Michalis D. Galanis was born in March 14, 1979 in Patras, Greece. He received BSc in Physics from the Department of Physics of University of Patras in 2000. From the Electronics Laboratory of the same department he received MSc in Electronics in 2002. Since October 2002 he has been working towards a PhD degree in the domain of Reconfigurable Computing at the VLSI Design Laboratory of the Department of Electrical and Computer Engineering. He receives since 2003, a scholarship for his PhD studies from the Alexander S. Onassis Public Benefit Foundation, for his excellent academic studies in past years. Until now, he has authored or co-authored 40 research works, presented (or to be appeared) in international conferences and journals.
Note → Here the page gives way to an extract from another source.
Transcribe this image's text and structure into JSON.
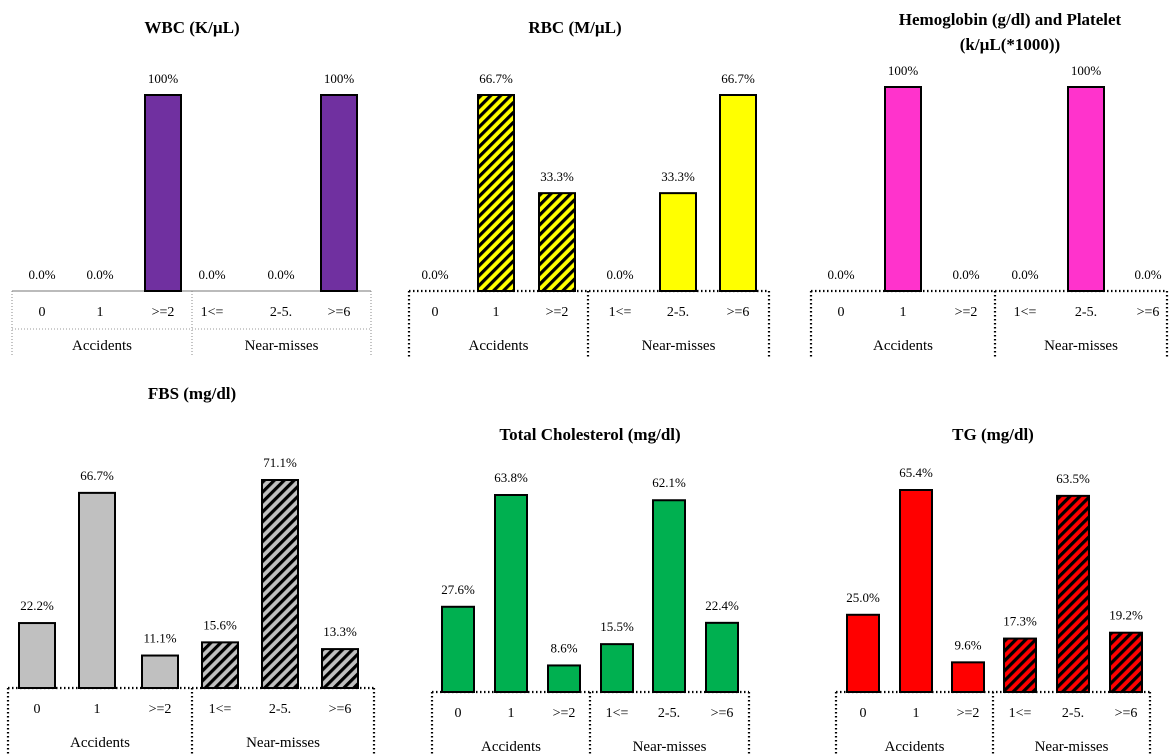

Costas E. Goutis was a Research Assistant and Research Fellow in the Department of Electrical and Electronic Engineering, University of Strathclyde, Strathclyde, U.K., from 1976 to 1979, and Lecturer in the Department of Electrical and Electronic Engineering, University of Newcastle upon Tyne, U.K., from 1979 to 1985. Since 1985, he has been an Associate Professor and Full Professor in the Department of Electrical and Computer Engineering, University of Patras, Patras, Greece. His recent research interests focus on VLSI circuit design, low-power VLSI design, systems design, analysis and design of systems for signal processing, telecommunications, memory management, and reconfigurable computing. He has been awarded a large number of Research Contracts from ESPRIT, RACE, and National Programs. Prof. Goutis has authored or co-authored more than 200 scientific articles, book chapters, tutorials and reports, in the areas of his research.